In this respect, “Emmie” is not entirely unique, as Nyro’s early oeuvre excels in the exploration of desire’s tensions, both formally and thematically. For example, her 1969 “Tom Cat Goodby” is a frenetic five-and-a-half-minute argument in which she both fights with her charming but cheating lover and then vents her disappointment that he doesn’t make a move on another woman more effectively—sung partly a cappella, partly piano solo, with a little trumpet undertone mixed in during minute three, and then, implausibly, accompanied by a bold three-second string flourish (2:57–3:00, below).

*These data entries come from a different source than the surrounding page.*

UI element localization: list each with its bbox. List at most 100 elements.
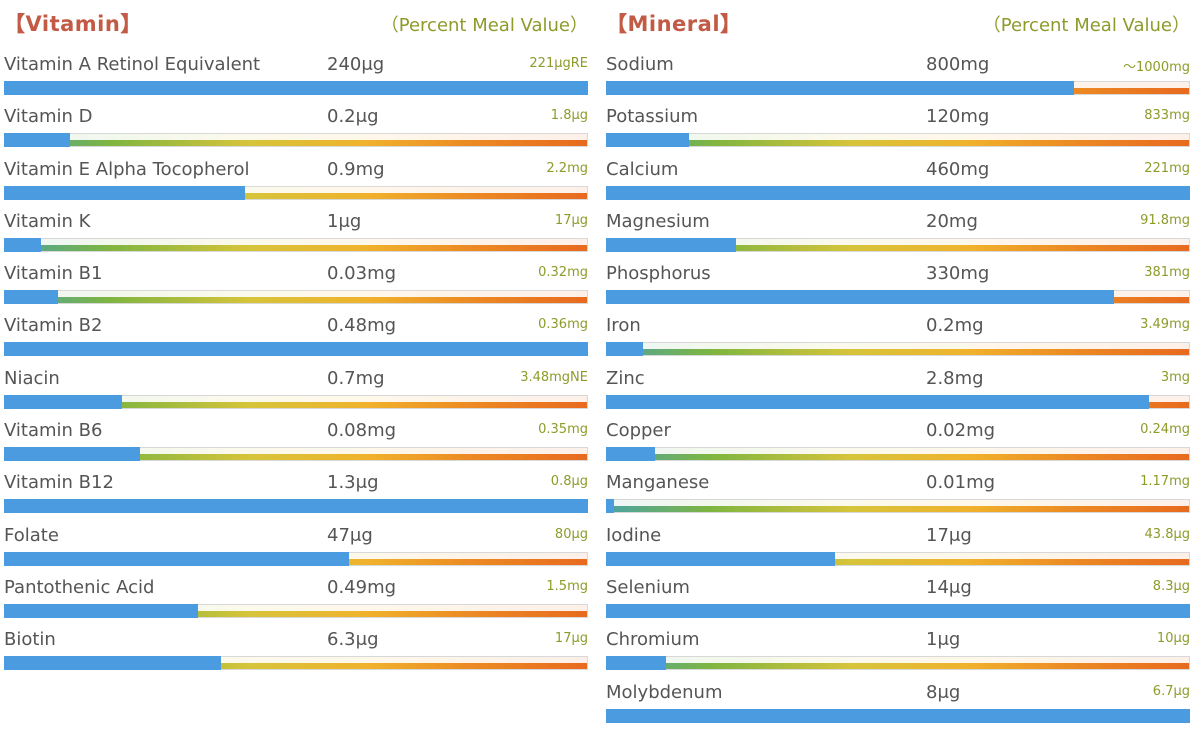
bar-fill (4, 133, 71, 148)
nutrient-amount: 0.02mg (926, 420, 996, 442)
vitamin-rows: Vitamin A Retinol Equivalent 240μg 221μgRE… (4, 52, 588, 680)
bar-fill (4, 603, 199, 618)
nutrient-name: Pantothenic Acid (4, 576, 155, 598)
bar-fill (4, 656, 222, 671)
reference-value-label: 1.5mg (546, 578, 588, 594)
nutrient-row: Niacin 0.7mg 3.48mgNE (4, 366, 588, 418)
nutrient-amount: 6.3μg (327, 629, 379, 651)
reference-value-label: 1.17mg (1140, 474, 1190, 490)
reference-value-label: 0.8μg (550, 474, 588, 490)
bar-track (606, 290, 1190, 305)
reference-value-label: 381mg (1144, 265, 1190, 281)
nutrient-name: Vitamin B1 (4, 263, 103, 285)
nutrient-name: Niacin (4, 367, 60, 389)
bar-track (606, 447, 1190, 462)
nutrient-row: Pantothenic Acid 0.49mg 1.5mg (4, 575, 588, 627)
vitamin-title: 【Vitamin】 (4, 12, 142, 36)
bar-fill (606, 290, 1115, 305)
mineral-title: 【Mineral】 (606, 12, 742, 36)
nutrient-name: Vitamin K (4, 210, 91, 232)
nutrient-row: Iodine 17μg 43.8μg (606, 523, 1190, 575)
nutrient-row: Iron 0.2mg 3.49mg (606, 313, 1190, 365)
nutrient-amount: 47μg (327, 524, 373, 546)
bar-fill (606, 656, 667, 671)
reference-value-label: 80μg (554, 526, 588, 542)
bar-fill (606, 447, 655, 462)
nutrient-amount: 0.01mg (926, 472, 996, 494)
nutrient-row: Zinc 2.8mg 3mg (606, 366, 1190, 418)
nutrient-row: Potassium 120mg 833mg (606, 104, 1190, 156)
reference-value-label: 3.48mgNE (520, 369, 588, 385)
nutrient-name: Magnesium (606, 210, 710, 232)
nutrient-amount: 800mg (926, 54, 990, 75)
nutrient-amount: 8μg (926, 681, 961, 703)
reference-value-label: 833mg (1144, 108, 1190, 124)
bar-track (606, 394, 1190, 409)
bar-track (4, 290, 588, 305)
nutrient-amount: 0.9mg (327, 158, 385, 180)
reference-value-label: 17μg (554, 212, 588, 228)
nutrient-name: Iron (606, 315, 641, 337)
bar-track (4, 133, 588, 148)
nutrient-amount: 17μg (926, 524, 972, 546)
reference-value-label: 10μg (1156, 631, 1190, 647)
bar-fill (4, 237, 41, 252)
nutrient-amount: 1μg (327, 210, 362, 232)
nutrient-row: Sodium 800mg ～1000mg (606, 52, 1190, 104)
mineral-panel: 【Mineral】 （Percent Meal Value） Sodium 800… (606, 0, 1190, 734)
nutrient-amount: 0.48mg (327, 315, 397, 337)
bar-fill (606, 394, 1150, 409)
nutrient-row: Manganese 0.01mg 1.17mg (606, 470, 1190, 522)
nutrient-amount: 240μg (327, 54, 385, 75)
nutrient-name: Iodine (606, 524, 662, 546)
nutrient-row: Calcium 460mg 221mg (606, 157, 1190, 209)
bar-track (606, 603, 1190, 618)
nutrient-row: Molybdenum 8μg 6.7μg (606, 680, 1190, 732)
reference-value-label: 91.8mg (1140, 212, 1190, 228)
nutrient-amount: 0.49mg (327, 576, 397, 598)
nutrient-row: Vitamin B12 1.3μg 0.8μg (4, 470, 588, 522)
vitamin-subtitle: （Percent Meal Value） (380, 15, 588, 36)
nutrient-name: Vitamin B12 (4, 472, 114, 494)
bar-fill (606, 133, 690, 148)
bar-track (4, 237, 588, 252)
nutrient-name: Vitamin D (4, 106, 93, 128)
nutrient-amount: 14μg (926, 576, 972, 598)
reference-value-label: 17μg (554, 631, 588, 647)
nutrient-amount: 1μg (926, 629, 961, 651)
reference-value-label: 0.35mg (538, 422, 588, 438)
reference-value-label: ～1000mg (1123, 60, 1190, 75)
bar-fill (4, 499, 588, 514)
bar-track (4, 185, 588, 200)
reference-value-label: 1.8μg (550, 108, 588, 124)
bar-track (606, 708, 1190, 723)
reference-value-label: 221μgRE (529, 56, 588, 71)
nutrient-row: Phosphorus 330mg 381mg (606, 261, 1190, 313)
vitamin-panel: 【Vitamin】 （Percent Meal Value） Vitamin A… (4, 0, 588, 734)
nutrient-name: Biotin (4, 629, 56, 651)
bar-fill (4, 551, 350, 566)
bar-fill (4, 342, 588, 357)
nutrient-row: Vitamin B2 0.48mg 0.36mg (4, 313, 588, 365)
bar-track (606, 133, 1190, 148)
reference-value-label: 0.32mg (538, 265, 588, 281)
nutrient-amount: 460mg (926, 158, 990, 180)
mineral-subtitle: （Percent Meal Value） (982, 15, 1190, 36)
bar-fill (4, 290, 59, 305)
nutrient-amount: 20mg (926, 210, 978, 232)
bar-track (4, 603, 588, 618)
nutrient-row: Vitamin B1 0.03mg 0.32mg (4, 261, 588, 313)
nutrient-name: Chromium (606, 629, 700, 651)
bar-fill (606, 551, 835, 566)
nutrient-row: Folate 47μg 80μg (4, 523, 588, 575)
reference-value-label: 2.2mg (546, 160, 588, 176)
nutrient-row: Vitamin A Retinol Equivalent 240μg 221μgRE (4, 52, 588, 104)
bar-fill (4, 185, 245, 200)
nutrient-name: Manganese (606, 472, 710, 494)
nutrient-name: Zinc (606, 367, 645, 389)
reference-value-label: 3mg (1160, 369, 1190, 385)
nutrient-name: Phosphorus (606, 263, 711, 285)
bar-track (606, 185, 1190, 200)
bar-track (606, 499, 1190, 514)
vitamin-header: 【Vitamin】 （Percent Meal Value） (4, 8, 588, 38)
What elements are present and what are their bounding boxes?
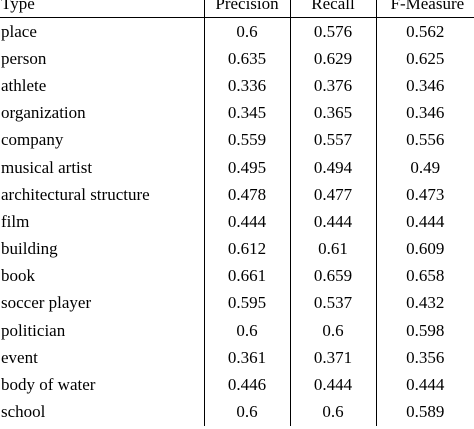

Elsewhere, in 1966’s “He’s a Runner,” Nyro laments the loss of a lover who hasn’t yet departed, at the same time giving advice to his other lovers, “Woman, get away while you can.” The song builds vocally and emotionally, interrupting itself halfway through with the introduction of jazz percussion (drums and cymbals). This middle verse doesn’t pick up the pace of the previous verse, but it still somehow leads to a nearly screeching “Now I’m in chains / Till I die,” only to pause and appear to begin again at the first verse. The lyrics expound upon the knowledge of heartbreak to come, but the music, like the desires it describes, follows to the compulsion to repeat what lyrics warn us against.
We might say, then, that if “Emmie” is a song about lesbian desire, as part of Nyro’s oeuvre it is also a song about what lesbian desire shares with other kinds of desire—and that is the ability to want more than one thing at the same time. Pop songs, with their upbeat melodies and light harmonies tend to reflect something wonderful about love’s expansiveness and its easiness. But a song like “Emmie” tells us less about being in love than it does about wanting something, whether that something is love or whatever fulfillment we happen to want love to stand in for. Nyro’s sounds are finely tuned to the harmonics of desire. In this way, they invite us to think about how songs might sound queer, whether or not they happen to be gay.